Krebs rebuilt Burnsville’s program on three pillars: coaching staff stability, strength training and getting involved at the youth levels. He diagrammed, and executed, a five-year plan to turn the Blaze around. Success figures to come more quickly at Lakeville South.

“All three of those areas are stronger here,” Krebs said. “We think we can be competitive right away, and that’s our goal in Year 1. The issue is going to be, these kids haven’t won and so can they believe and can we execute?”

Success at South begins away from the field. Each practice is filmed, giving players the chance to accelerate their learning through video study. When it comes to building players’ bodies, Krebs once again turns to nationally acclaimed strength and conditioning coach Scott Sahli, who came over from Burnsville. Players already notice a difference.

“The main thing is more organization, more accountability,” said senior running back/linebacker Logan Gudmundson “Practices are more intense. We’re lifting five days a week during the season. They expect a lot more from us.”

At Wayzata, players received a “Winner’s Manual” loaded with Brown’s philosophies, expectations and more. Brown took a career detour, becoming Maple Grove’s activities director. His excitement to return to teaching and coaching shows.

“He’s everywhere,” Heide said. “You see him interacting with football players on and off the field, talking to the new coaches and teachers. He’s making himself known.”

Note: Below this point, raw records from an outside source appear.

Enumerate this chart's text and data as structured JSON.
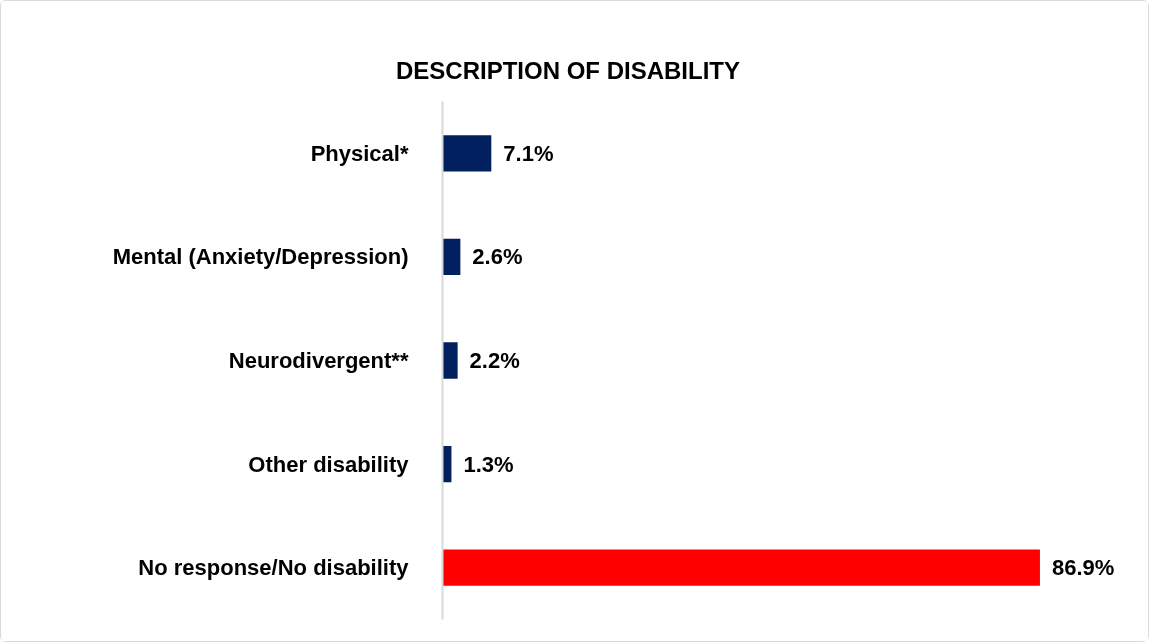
{
  "chart_data": {
    "type": "bar",
    "orientation": "horizontal",
    "title": "DESCRIPTION OF DISABILITY",
    "categories": [
      "Physical*",
      "Mental (Anxiety/Depression)",
      "Neurodivergent**",
      "Other disability",
      "No response/No disability"
    ],
    "values": [
      7.1,
      2.6,
      2.2,
      1.3,
      86.9
    ],
    "colors": [
      "#002060",
      "#002060",
      "#002060",
      "#002060",
      "#ff0000"
    ],
    "value_labels": [
      "7.1%",
      "2.6%",
      "2.2%",
      "1.3%",
      "86.9%"
    ],
    "tick_labels": "y"
  }
}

Building relationships is critical at Edina, where Lamker said top male athletes tend to treat football as more of a fall activity than a pursuit.

“These kids have so much more to do: Lacrosse, hockey, other things — football is not their focus,” Lamker said. “At Osseo, that was their focus.”

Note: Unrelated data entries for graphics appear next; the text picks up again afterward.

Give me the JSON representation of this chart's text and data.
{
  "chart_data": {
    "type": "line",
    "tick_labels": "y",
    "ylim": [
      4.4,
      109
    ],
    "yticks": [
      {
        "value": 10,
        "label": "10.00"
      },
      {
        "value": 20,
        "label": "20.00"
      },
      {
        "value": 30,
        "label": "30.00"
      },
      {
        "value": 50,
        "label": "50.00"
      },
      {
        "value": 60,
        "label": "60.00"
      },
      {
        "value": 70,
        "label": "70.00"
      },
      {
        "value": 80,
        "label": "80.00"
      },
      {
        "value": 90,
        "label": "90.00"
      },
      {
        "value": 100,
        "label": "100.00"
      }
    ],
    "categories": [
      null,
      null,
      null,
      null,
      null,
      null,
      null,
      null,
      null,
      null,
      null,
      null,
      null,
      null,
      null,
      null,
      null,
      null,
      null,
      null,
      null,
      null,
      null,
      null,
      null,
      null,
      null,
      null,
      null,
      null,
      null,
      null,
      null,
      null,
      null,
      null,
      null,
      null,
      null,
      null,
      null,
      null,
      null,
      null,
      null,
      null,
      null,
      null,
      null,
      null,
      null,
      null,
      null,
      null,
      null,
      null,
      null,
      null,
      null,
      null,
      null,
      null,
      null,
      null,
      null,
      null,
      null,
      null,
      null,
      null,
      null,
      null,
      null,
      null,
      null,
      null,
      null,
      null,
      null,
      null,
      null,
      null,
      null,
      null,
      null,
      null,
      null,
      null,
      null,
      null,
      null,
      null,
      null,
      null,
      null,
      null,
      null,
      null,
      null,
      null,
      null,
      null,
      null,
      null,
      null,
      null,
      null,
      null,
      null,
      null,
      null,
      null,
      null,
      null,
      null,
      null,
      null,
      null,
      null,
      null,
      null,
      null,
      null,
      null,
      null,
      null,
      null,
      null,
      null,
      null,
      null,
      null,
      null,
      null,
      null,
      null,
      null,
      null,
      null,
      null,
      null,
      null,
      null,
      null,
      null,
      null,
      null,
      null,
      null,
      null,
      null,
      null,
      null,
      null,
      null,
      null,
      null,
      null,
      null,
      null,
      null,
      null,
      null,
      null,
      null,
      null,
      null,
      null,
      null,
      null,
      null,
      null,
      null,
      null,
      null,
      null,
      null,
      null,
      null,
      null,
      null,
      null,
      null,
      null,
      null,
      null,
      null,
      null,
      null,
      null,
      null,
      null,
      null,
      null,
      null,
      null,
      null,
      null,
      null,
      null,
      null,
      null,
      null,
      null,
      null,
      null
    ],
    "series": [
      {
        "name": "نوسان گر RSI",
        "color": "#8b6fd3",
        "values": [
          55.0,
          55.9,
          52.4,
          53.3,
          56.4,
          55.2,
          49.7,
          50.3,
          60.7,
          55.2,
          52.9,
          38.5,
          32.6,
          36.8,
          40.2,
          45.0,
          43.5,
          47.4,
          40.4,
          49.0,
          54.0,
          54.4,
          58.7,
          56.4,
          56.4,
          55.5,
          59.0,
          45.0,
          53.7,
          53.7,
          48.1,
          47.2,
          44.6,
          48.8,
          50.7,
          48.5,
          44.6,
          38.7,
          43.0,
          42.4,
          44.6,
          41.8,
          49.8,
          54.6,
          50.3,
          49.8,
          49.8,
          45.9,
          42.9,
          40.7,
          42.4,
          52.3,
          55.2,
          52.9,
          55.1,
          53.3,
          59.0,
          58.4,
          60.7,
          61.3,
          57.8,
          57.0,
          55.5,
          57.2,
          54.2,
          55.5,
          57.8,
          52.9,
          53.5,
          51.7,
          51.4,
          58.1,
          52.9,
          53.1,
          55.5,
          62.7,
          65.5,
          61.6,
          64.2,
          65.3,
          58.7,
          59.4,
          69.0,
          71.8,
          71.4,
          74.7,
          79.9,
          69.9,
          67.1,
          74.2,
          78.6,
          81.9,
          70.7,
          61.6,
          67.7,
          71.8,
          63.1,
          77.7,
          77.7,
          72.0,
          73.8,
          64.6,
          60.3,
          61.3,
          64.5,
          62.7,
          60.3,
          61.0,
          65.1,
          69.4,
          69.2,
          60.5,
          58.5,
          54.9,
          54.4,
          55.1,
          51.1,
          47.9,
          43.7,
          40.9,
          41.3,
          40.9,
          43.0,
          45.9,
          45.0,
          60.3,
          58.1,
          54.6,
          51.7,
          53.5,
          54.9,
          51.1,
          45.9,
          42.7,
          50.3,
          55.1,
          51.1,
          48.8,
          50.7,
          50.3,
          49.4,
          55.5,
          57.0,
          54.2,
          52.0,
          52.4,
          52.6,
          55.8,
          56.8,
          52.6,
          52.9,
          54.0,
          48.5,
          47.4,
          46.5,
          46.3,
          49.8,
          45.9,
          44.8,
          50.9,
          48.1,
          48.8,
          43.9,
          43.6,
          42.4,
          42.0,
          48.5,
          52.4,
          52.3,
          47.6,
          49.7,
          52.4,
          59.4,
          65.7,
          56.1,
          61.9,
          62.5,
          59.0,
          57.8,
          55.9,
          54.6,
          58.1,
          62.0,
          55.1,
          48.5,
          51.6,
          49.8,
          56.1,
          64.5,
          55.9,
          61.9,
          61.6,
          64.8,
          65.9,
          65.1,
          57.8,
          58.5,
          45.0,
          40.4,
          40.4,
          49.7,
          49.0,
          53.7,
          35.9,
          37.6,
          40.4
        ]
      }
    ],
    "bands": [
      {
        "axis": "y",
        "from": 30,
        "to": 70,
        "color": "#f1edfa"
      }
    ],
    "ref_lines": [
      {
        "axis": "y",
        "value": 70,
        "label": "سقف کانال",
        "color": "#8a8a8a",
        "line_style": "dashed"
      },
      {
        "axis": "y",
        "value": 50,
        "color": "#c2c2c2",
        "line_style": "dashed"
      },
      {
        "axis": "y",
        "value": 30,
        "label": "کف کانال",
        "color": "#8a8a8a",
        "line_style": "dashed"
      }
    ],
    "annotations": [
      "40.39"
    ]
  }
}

Senior Anders Nelson, the second-leading scorer on the basketball team, joined the football team this fall and is impressing at wide receiver.

“There are a lot of good athletes who aren’t playing,” senior linebacker Nick Bloom said. “Derrin is a real personable guy, and I think that’s really attractive to a lot of players. Hopefully, he can show these hockey players that this is the real deal now at Edina — football is going to be up and coming.”

Games this fall allow the coaches to measure growth against one another. Thursday’s season-opening slate of games includes Lakeville South at Edina. On Sept. 15, Wayzata travels to Edina.

Brown, Krebs and Lamker have capitalized on the excitement of a new season, filling impressionable young men with passion and pride. Keeping those feelings alive well into November for years to come is the coaches’ shared goal — and their communities’ expectations.

“Everything you could ask for as a head coach is here,” Brown said. “Now it’s us making a decision as a program to make that leap.”